Je la pénètre brutalement, et arrive à un orgasme si minable qu’il en est presque inexistant, poussant un grognement de déception infinie, quoique prévue, que Courtney interprète comme une marque de plaisir, ce qui l’incite, toujours sanglotant et reniflant sous moi, à se toucher un peu, mais je débande presque immédiatement — en fait, à l’instant même où je jouis —, mais si je ne sors pas d’elle toujours en érection, elle va devenir folle, aussi tiens-je le préservatif par la base, tandis que je me retire, littéralement à plat.
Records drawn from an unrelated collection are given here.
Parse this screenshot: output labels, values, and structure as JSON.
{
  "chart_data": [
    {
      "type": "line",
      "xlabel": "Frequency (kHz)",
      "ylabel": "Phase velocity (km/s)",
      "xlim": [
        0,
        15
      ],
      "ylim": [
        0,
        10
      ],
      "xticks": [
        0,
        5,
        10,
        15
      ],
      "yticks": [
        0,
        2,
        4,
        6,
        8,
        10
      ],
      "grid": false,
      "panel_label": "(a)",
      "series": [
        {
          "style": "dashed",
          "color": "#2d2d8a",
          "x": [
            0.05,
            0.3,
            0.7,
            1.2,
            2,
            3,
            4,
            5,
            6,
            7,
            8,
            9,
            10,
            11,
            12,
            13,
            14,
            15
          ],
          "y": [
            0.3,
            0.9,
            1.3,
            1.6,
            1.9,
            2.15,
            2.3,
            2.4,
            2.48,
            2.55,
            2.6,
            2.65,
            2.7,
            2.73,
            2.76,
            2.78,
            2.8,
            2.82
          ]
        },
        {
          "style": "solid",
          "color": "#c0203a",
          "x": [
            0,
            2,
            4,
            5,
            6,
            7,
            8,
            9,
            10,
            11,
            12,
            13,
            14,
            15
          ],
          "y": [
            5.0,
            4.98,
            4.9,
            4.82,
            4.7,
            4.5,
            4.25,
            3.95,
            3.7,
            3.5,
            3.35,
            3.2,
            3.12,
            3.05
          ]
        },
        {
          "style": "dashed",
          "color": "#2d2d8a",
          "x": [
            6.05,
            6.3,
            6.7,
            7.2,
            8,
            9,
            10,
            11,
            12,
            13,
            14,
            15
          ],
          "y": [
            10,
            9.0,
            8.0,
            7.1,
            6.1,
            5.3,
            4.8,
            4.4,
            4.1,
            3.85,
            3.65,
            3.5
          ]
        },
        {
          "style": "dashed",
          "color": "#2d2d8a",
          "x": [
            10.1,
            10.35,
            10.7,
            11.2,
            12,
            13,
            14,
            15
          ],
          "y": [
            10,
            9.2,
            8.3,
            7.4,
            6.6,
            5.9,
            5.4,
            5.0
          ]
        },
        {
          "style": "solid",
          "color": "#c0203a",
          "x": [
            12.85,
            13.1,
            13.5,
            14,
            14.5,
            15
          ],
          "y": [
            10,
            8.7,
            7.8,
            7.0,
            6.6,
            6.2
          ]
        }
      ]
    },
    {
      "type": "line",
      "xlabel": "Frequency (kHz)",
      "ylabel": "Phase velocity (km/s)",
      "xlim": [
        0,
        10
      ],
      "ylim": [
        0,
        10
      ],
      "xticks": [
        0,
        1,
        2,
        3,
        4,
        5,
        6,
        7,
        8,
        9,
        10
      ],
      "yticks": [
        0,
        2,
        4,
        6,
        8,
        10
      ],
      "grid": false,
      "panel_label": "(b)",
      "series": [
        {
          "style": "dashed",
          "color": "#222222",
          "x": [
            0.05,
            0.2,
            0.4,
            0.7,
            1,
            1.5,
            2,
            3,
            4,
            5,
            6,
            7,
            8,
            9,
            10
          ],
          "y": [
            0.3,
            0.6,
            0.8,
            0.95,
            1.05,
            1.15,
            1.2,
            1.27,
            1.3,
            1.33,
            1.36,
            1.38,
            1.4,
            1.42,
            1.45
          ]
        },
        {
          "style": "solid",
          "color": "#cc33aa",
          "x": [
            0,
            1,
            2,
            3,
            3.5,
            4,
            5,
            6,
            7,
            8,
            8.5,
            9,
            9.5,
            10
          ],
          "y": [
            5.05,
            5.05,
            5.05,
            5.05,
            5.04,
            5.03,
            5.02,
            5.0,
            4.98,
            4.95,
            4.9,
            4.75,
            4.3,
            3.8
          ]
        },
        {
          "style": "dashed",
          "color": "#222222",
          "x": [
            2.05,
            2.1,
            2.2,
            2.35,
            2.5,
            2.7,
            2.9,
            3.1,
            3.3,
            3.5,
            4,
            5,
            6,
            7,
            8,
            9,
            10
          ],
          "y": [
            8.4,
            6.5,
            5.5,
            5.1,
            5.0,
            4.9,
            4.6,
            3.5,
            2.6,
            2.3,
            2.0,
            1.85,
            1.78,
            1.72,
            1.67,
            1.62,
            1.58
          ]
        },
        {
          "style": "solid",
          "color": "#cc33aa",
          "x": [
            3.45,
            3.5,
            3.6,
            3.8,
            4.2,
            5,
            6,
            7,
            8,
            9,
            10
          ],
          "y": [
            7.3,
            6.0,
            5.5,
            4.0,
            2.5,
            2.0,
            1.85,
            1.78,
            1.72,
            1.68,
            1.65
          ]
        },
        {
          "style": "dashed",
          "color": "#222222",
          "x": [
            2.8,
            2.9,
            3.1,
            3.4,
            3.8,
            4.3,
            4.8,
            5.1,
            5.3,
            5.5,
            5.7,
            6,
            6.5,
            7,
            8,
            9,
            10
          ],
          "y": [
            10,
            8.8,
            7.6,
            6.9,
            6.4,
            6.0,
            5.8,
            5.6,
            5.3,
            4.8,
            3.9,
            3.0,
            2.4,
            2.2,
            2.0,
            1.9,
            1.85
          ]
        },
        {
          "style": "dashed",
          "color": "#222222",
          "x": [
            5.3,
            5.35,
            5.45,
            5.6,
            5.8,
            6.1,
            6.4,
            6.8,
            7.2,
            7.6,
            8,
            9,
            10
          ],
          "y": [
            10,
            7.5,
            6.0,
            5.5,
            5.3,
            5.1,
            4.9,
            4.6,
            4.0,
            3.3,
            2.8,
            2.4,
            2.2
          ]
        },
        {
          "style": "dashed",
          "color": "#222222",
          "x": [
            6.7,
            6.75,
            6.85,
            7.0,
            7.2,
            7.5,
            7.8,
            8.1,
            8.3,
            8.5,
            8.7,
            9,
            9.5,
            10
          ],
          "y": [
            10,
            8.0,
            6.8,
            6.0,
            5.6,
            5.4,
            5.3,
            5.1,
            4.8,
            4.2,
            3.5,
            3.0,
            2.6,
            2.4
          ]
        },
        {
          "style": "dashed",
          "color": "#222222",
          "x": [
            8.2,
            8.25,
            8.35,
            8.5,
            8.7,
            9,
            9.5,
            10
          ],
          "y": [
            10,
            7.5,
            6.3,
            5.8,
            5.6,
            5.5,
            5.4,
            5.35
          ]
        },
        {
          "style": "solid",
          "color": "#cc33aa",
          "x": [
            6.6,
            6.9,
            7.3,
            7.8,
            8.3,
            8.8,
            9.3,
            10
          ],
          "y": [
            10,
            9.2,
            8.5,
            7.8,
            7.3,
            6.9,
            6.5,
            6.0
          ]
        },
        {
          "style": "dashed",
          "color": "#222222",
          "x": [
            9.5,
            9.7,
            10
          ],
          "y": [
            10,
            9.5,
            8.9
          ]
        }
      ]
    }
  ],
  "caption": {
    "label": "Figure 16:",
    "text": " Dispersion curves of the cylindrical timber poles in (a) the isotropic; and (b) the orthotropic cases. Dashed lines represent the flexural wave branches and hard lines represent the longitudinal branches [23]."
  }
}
Nous restons ainsi une vingtaine de minutes, allongés chacun d’un côté du lit, Courtney vagissant à propos de Luis et des planches à découper anciennes, du couteau à fromage en argent et du moule à muffin qu’elle a oubliés au Harry’s, puis elle fait mine de vouloir me sucer. « Je veux encore te baiser, dis-je, mais sans préservatif, parce que je ne sens rien. » Ôtant de sa bouche ma queue molle et rabougrie, elle me regarde sans aménité, et déclare d’un ton froid : Avec ou sans, tu ne sentiras rien, de toute manière.